Минут через десять хлопнула за ним дверь, выбрался я на свет божий. Федулова возвращается, смотрит на меня. Вся прямо полыхает, не понять только: оттого, что стыдно ей, или после их любовных утех. Она молчит – и я молчу, понятия не имею, что сейчас мне сказать и надо ли вообще что-то говорить. Она одним словом обошлась:

– Останешься?

А я двумя:

– Нет, пойду.

Ничего она больше не сказала, отправилась дверь мне открывать. С тем и ушел…

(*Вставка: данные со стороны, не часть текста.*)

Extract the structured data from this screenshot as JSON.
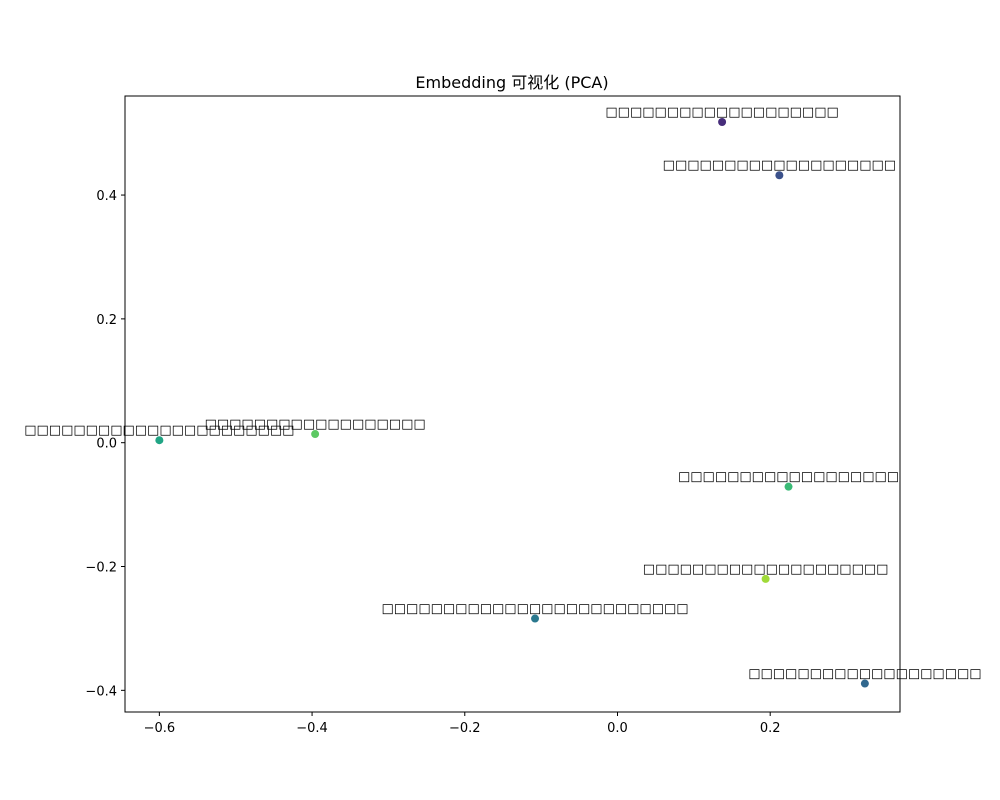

Лукьянов картинно вздохнул, покачал головой, якобы сокрушаясь по поводу греховности рода человеческого. Добавил:

– Во вторник, естественно, я к ним уже не пошел. И вообще больше мы с ней не виделись, она недели через три уволилась. Алик, он каким-то образом раньше всех обо всем узнавал, говорил, что не сама ушла, а шеф ее выпер, прознав о ее шашнях с каким-то молодым поэтом. Давно подозревал он ее, попалась наконец. Алику не всегда верить можно было, но, похоже, слух этот был не лишен оснований.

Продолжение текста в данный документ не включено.